A particularly good search engine. They screwed thousands of people by
withdrawing their programmer API and now won’t let anyone use it with a
program, only a browser.
Limiting Searches
Limiting a Search To A Single Site
Use site:mindprod.com in your search criteria to limit
search to one site.
Finding a similar Page
Use related:mindprod.com/religion/god.html Find pages
similar to this URL.
Find a Definition
Use define:zeugma definitions of a term.
Find a Website
Use inurl:sun find websites with the word “sun”
in the domain name.
Finding links To a Site
Use link:mindprod.com to find links to that website
from other websites. Find out who is talking about you.
Excluding a word
nuts -almonds means documents containg he word nuts,
but not documents also containing the word almonds.
Exact phrase
"peanut butter" with the quotes, insists the
words appear in that order with nothing in between.
Relaxed Search
"almonds OR nuts" means get documents
containing either almonds or nuts or both. A normal search insists
on all the words.
Extension filetype
filetype:pdf gets only Adobe pdf documents. filetype:html
gets only html documents, (especially useful for Google Desktop that indexes
more file types.) -filetype:html gets everything but
pdf documents.
You can get at other limiters with Google
Advanced Search checkboxes, then look at at the HTTP query generated, and
learn to compose it directly yourself.
Google Parts
Google has many parts for searching and other services:
Google International
Google has a national search engine that focuses on that country:
How Google Ranks Pages
Google managed to con the US patent office into issuing them a patent on a
rather obvious idea — ranking popular sites higher where popular is
defined as having a lot of other sites linking to them.

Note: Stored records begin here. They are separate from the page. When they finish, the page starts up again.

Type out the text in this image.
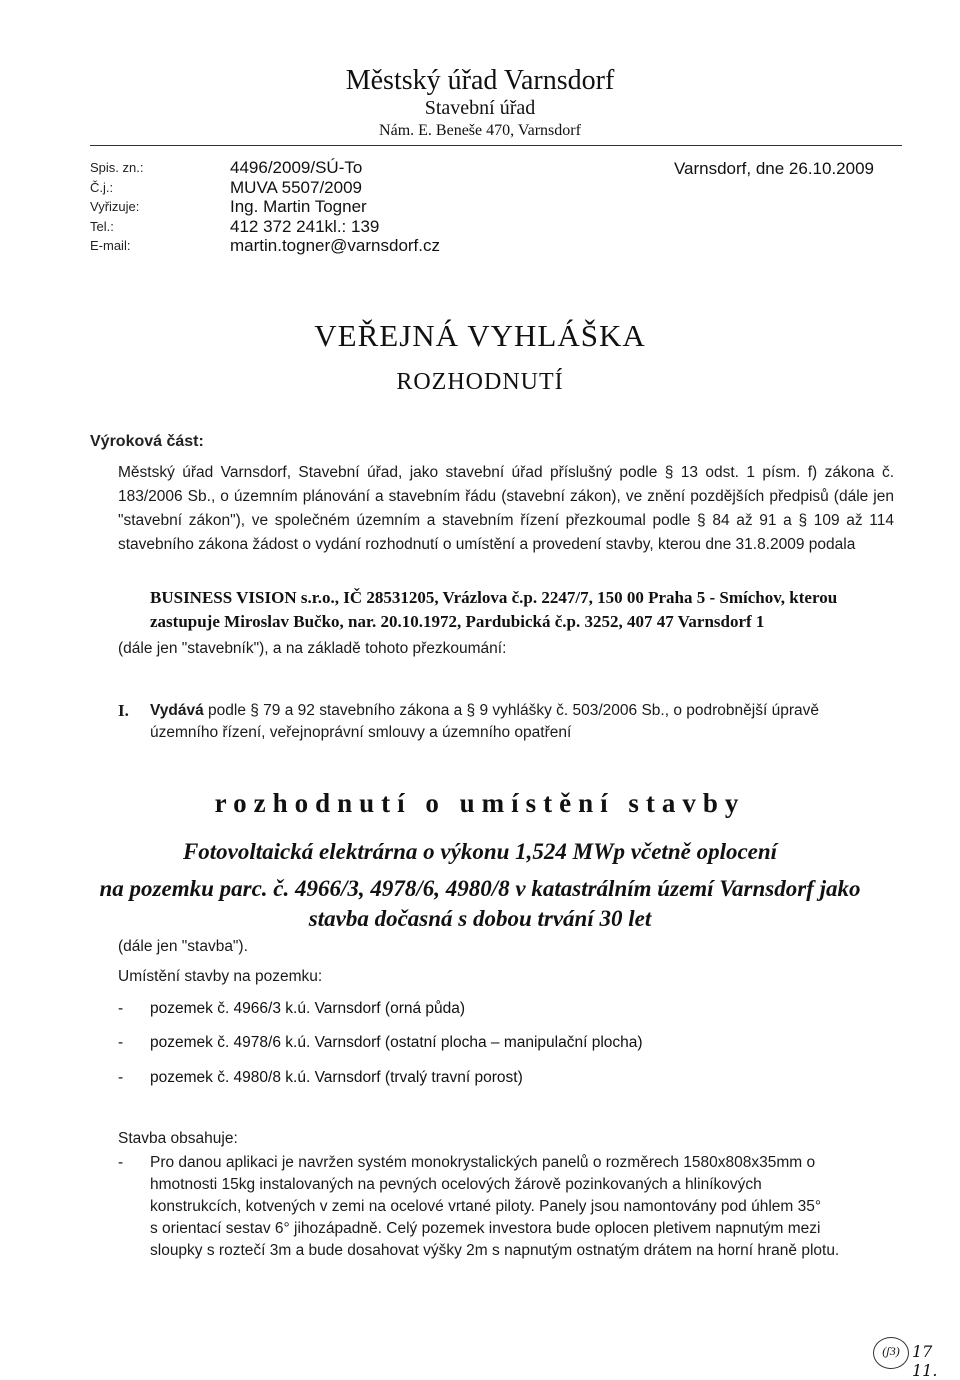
Městský úřad Varnsdorf
Stavební úřad
Nám. E. Beneše 470, Varnsdorf
Spis. zn.:
Č.j.:
Vyřizuje:
Tel.:
E-mail:
4496/2009/SÚ-To
MUVA 5507/2009
Ing. Martin Togner
412 372 241kl.: 139
martin.togner@varnsdorf.cz
Varnsdorf, dne 26.10.2009
VEŘEJNÁ VYHLÁŠKA
ROZHODNUTÍ
Výroková část:
Městský úřad Varnsdorf, Stavební úřad, jako stavební úřad příslušný podle § 13 odst. 1 písm. f) zákona č. 183/2006 Sb., o územním plánování a stavebním řádu (stavební zákon), ve znění pozdějších předpisů (dále jen "stavební zákon"), ve společném územním a stavebním řízení přezkoumal podle § 84 až 91 a § 109 až 114 stavebního zákona žádost o vydání rozhodnutí o umístění a provedení stavby, kterou dne 31.8.2009 podala
BUSINESS VISION s.r.o., IČ 28531205, Vrázlova č.p. 2247/7, 150 00 Praha 5 - Smíchov, kterou zastupuje Miroslav Bučko, nar. 20.10.1972, Pardubická č.p. 3252, 407 47 Varnsdorf 1
(dále jen "stavebník"), a na základě tohoto přezkoumání:
I. Vydává podle § 79 a 92 stavebního zákona a § 9 vyhlášky č. 503/2006 Sb., o podrobnější úpravě
územního řízení, veřejnoprávní smlouvy a územního opatření
rozhodnutí o umístění stavby
Fotovoltaická elektrárna o výkonu 1,524 MWp včetně oplocení
na pozemku parc. č. 4966/3, 4978/6, 4980/8 v katastrálním území Varnsdorf jako
stavba dočasná s dobou trvání 30 let
(dále jen "stavba").
Umístění stavby na pozemku:
- pozemek č. 4966/3 k.ú. Varnsdorf (orná půda)
- pozemek č. 4978/6 k.ú. Varnsdorf (ostatní plocha – manipulační plocha)
- pozemek č. 4980/8 k.ú. Varnsdorf (trvalý travní porost)
Stavba obsahuje:
- Pro danou aplikaci je navržen systém monokrystalických panelů o rozměrech 1580x808x35mm o
hmotnosti 15kg instalovaných na pevných ocelových žárově pozinkovaných a hliníkových
konstrukcích, kotvených v zemi na ocelové vrtané piloty. Panely jsou namontovány pod úhlem 35°
s orientací sestav 6° jihozápadně. Celý pozemek investora bude oplocen pletivem napnutým mezi
sloupky s roztečí 3m a bude dosahovat výšky 2m s napnutým ostnatým drátem na horní hraně plotu.
(ʃ3) 17 11.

Google works exceedingly well at filtering out junk and repetition. It is very
fast compared with the competition. It seems to put what I am looking for right
at the top of the list most of the time.
Even without using Google’ custom search feature, you can compose a custom
text-link search with the search keywords built-in so the person only has to
click like this: Google
Easter search which looks in HTML like this:
<a href="http://www.google.com/search?q=rabbits+eggs">Google
Easter search</a>
You can make up a link to any search you want just
by typing it on in the Google command line, then pasting the URL Google converts
it into as the href, converting every & to &
(possibly by using Amper).
You can also set up a search box form where the user
types the search keys, where it searches only your site. See these examples.
Google has a scheme to make it easy to set up custom searches just by asking
questions on their website.
The features include:
- with ads or paid, but ad-free
- narrow the search to a particular website or websites.
- narrow the search to particular web pages or directories.
- salting the search with generic keywords.
- The links you now insert are much shorter and simpler and pass validation, with
the exception of a pair of nugatory <div>
tags and a dangling & that should have been
encoded as &.
- You can choose to have the result appear on your own web pages, or on an google
page as is traditional.
- You can have the search button hosted on google if you are don’t know how
to insert HTML into your own web page, e.g. if you are a blogger.
The disadvantages include:
- When you create your site search they don’t give you the HTML to paste into your
site, leaving you to wonder if search pages must be hosted at google. There is
no mention where to look under help. It turns out they later email you a
link to it, but they don’t tell you that or mention it anywhere in the FAQs.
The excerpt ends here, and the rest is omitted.